A terra preparada para a sementeira é a República de Weimar de Obama, uma paisagem de pobreza endémica, polícia militarizada e prisões bárbaras: a consequência de um extremismo “de mercado” que, sob a sua presidência, acelerou a transferência de US$14 milhões de milhões (trillion) de dinheiro público para empresas criminosas na Wall Street.
Talvez o seu maior “legado” seja a cooptação e desorientação de qualquer oposição real. A especiosa “revolução” de Bernie Sanders não tem aplicação. A propaganda é o seu triunfo.
As mentiras acerca da Rússia – em cujas eleições os EUA intervieram abertamente – provocaram gargalhadas entre os mais importantes jornalistas do mundo. No país com a imprensa constitucionalmente a mais livre do mundo, o jornalismo livre agora só existe em honrosas excepções.
A obsessão com Trump é um encobrimento para muitos daqueles que se consideram “esquerda/liberais”, como que a pedir decência política. Eles não são “esquerda”, nem tão pouco especialmente “liberais”. A maior parte das agressões da América ao resto da humanidade vieram das chamadas administrações liberais-democráticas – tal como a de Obama.
O espectro político da América estende-se do mítico central até à direita lunar. A “esquerda” são renegados sem lar que Martha Gellhorn descreveu como “uma fraternidade rara e absolutamente admirável”. Ela excluiu aqueles que confundem política com uma fixação acerca dos seus umbigos.

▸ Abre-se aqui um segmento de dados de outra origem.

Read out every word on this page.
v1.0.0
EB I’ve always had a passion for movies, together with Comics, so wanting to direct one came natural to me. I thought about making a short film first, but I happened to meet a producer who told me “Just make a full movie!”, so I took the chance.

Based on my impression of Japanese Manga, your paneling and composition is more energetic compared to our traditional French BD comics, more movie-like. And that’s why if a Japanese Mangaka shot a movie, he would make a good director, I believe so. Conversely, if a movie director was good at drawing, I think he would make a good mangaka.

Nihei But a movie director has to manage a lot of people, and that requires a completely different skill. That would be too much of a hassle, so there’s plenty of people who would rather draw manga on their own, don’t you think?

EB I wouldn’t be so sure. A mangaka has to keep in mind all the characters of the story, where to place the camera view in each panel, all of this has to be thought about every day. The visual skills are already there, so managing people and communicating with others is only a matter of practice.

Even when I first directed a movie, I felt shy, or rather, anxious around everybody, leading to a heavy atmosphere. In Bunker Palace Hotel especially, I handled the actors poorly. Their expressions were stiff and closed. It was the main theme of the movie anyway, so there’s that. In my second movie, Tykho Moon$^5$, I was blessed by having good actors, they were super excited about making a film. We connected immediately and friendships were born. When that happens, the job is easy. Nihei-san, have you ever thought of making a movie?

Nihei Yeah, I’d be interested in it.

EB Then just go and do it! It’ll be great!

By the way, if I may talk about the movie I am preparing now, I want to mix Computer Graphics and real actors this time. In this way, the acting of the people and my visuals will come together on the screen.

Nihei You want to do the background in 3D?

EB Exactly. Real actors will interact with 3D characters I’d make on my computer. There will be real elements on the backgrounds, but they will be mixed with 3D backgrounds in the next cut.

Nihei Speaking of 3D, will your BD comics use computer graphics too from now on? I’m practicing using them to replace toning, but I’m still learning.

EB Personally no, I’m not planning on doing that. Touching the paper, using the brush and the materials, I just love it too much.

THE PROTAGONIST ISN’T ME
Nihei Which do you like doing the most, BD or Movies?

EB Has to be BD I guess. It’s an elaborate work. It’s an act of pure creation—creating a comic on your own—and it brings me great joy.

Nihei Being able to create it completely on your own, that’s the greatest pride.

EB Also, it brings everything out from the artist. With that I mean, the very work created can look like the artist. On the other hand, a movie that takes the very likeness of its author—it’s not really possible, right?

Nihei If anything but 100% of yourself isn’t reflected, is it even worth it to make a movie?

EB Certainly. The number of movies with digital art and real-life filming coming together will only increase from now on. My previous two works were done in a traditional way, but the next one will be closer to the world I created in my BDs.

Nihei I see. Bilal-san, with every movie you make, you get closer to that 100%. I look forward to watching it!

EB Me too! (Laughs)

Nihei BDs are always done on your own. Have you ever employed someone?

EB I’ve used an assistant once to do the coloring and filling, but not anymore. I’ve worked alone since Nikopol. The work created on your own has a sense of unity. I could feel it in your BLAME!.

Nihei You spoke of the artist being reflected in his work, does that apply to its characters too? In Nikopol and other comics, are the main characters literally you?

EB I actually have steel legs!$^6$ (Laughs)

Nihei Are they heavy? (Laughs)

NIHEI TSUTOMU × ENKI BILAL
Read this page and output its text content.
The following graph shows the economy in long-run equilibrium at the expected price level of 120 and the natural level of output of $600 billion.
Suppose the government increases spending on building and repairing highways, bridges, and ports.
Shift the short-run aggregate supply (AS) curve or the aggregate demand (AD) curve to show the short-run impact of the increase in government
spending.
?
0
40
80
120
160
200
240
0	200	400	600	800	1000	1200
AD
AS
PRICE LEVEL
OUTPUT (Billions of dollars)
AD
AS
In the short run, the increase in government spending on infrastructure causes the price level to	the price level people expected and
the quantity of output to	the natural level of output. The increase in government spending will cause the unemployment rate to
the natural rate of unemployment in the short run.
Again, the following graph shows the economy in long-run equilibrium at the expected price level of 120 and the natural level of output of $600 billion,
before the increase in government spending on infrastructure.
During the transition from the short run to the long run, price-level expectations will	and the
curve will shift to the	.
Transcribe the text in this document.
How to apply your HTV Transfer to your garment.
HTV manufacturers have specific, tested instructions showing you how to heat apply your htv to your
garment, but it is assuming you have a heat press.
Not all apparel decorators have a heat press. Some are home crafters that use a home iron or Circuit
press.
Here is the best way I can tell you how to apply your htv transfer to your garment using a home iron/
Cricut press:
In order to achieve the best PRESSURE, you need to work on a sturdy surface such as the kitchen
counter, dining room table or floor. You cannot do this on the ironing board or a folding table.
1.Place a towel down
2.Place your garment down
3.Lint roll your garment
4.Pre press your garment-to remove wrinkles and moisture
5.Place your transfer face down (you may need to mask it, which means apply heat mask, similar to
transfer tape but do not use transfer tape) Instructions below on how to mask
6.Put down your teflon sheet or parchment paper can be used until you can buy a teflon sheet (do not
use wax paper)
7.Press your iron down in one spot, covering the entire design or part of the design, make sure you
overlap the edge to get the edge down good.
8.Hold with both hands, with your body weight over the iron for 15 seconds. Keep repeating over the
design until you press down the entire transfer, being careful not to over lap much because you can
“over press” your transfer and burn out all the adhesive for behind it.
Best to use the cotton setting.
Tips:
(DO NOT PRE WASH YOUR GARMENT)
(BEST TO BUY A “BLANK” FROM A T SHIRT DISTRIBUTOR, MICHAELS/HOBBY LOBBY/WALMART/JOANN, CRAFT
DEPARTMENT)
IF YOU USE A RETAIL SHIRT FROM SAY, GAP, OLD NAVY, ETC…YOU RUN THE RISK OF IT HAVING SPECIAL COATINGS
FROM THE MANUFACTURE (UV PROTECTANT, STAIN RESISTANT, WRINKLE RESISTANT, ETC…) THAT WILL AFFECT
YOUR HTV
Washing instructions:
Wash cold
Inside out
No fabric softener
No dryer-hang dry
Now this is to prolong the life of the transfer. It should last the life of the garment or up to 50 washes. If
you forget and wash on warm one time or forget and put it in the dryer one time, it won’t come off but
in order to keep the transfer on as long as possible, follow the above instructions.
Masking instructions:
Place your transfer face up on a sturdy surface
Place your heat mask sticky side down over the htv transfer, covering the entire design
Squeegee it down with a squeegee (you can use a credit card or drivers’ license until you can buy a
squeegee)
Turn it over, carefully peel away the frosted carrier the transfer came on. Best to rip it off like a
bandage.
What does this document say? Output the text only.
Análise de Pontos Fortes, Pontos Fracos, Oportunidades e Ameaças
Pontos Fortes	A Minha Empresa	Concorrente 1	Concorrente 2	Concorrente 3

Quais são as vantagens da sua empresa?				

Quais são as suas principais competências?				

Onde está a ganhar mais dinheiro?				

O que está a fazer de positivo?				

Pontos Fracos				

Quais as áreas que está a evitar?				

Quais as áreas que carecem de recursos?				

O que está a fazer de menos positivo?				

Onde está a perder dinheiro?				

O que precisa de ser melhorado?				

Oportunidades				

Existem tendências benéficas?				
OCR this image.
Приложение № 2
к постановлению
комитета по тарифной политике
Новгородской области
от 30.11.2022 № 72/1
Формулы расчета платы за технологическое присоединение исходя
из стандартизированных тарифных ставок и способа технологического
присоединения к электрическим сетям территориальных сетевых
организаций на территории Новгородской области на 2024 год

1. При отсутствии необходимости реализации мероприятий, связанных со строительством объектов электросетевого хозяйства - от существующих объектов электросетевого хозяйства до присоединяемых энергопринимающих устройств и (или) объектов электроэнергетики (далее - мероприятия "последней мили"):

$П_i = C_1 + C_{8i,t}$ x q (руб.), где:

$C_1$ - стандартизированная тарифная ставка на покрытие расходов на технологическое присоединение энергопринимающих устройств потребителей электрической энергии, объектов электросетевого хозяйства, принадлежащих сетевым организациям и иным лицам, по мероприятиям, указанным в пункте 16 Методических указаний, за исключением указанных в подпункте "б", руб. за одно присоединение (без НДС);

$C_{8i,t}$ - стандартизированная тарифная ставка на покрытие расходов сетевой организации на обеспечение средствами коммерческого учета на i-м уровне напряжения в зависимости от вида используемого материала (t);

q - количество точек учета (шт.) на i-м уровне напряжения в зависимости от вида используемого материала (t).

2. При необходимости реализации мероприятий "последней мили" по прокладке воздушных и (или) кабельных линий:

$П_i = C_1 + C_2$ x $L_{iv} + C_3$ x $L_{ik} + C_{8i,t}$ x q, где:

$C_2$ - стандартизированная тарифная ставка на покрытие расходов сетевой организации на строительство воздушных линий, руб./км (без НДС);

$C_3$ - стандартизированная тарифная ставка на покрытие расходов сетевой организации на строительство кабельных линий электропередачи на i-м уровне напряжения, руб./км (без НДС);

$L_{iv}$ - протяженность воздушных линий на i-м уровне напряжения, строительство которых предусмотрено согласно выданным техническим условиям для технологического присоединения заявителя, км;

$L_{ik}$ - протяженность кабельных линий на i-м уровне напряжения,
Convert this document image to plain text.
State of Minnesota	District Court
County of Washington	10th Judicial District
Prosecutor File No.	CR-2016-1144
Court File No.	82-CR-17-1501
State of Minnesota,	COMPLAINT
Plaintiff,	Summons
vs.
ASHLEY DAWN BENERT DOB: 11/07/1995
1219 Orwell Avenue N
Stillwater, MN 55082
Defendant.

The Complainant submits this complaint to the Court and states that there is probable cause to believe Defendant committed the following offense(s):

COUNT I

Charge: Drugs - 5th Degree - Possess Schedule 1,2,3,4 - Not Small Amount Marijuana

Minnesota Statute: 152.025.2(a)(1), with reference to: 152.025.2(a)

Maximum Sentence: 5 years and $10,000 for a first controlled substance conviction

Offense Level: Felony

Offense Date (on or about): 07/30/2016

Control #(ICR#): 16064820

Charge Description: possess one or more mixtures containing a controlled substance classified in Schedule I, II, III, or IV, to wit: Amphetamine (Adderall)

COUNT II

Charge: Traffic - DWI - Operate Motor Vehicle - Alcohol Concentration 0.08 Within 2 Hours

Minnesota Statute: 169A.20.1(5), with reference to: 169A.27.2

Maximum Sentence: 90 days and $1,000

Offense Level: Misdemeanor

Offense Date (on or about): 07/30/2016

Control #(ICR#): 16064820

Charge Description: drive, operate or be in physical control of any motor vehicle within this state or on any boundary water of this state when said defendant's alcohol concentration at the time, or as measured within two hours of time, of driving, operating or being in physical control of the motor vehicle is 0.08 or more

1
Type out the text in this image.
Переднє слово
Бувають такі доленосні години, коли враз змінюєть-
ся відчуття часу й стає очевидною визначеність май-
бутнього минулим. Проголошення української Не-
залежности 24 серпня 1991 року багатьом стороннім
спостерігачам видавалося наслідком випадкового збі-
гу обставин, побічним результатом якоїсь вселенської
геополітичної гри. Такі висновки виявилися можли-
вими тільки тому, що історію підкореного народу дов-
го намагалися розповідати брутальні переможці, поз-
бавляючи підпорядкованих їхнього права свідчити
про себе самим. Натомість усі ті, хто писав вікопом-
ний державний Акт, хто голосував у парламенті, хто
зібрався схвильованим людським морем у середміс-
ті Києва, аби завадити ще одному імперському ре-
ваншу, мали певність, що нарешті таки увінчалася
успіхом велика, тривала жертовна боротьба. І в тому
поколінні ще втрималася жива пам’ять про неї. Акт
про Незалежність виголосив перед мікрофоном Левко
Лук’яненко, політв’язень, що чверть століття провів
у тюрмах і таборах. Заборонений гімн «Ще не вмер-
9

Enquanto eles se “curam” e “avançam”, será que os que fazem campanhas do Writers Resist e outros anti-trumpistas reflectem acerca disto? Mais especificamente: quando será que se levanta um movimento genuíno de oposição? Revoltado, eloquente, um por todos e todos por um. Até que a política real regresse às vidas do povo, o inimigo não é Trump, somos nós próprios.
17/Janeiro/2017
[1] Amazing Grace: hino cristão publicado em 1779, com texto do poeta e clérigo inglês John Newton (1725 – 1807).
[2] The Scramble for Africa: é uma história da África escrita por Thomas Pakenham
[3] Em 19 de Janeiro, véspera do fim do seu mandato, Obama anunciou a comutação de parte da sentença de 45 anos de prisão de Chelsea Manning. No entanto, não lhe concedeu o perdão presidencial.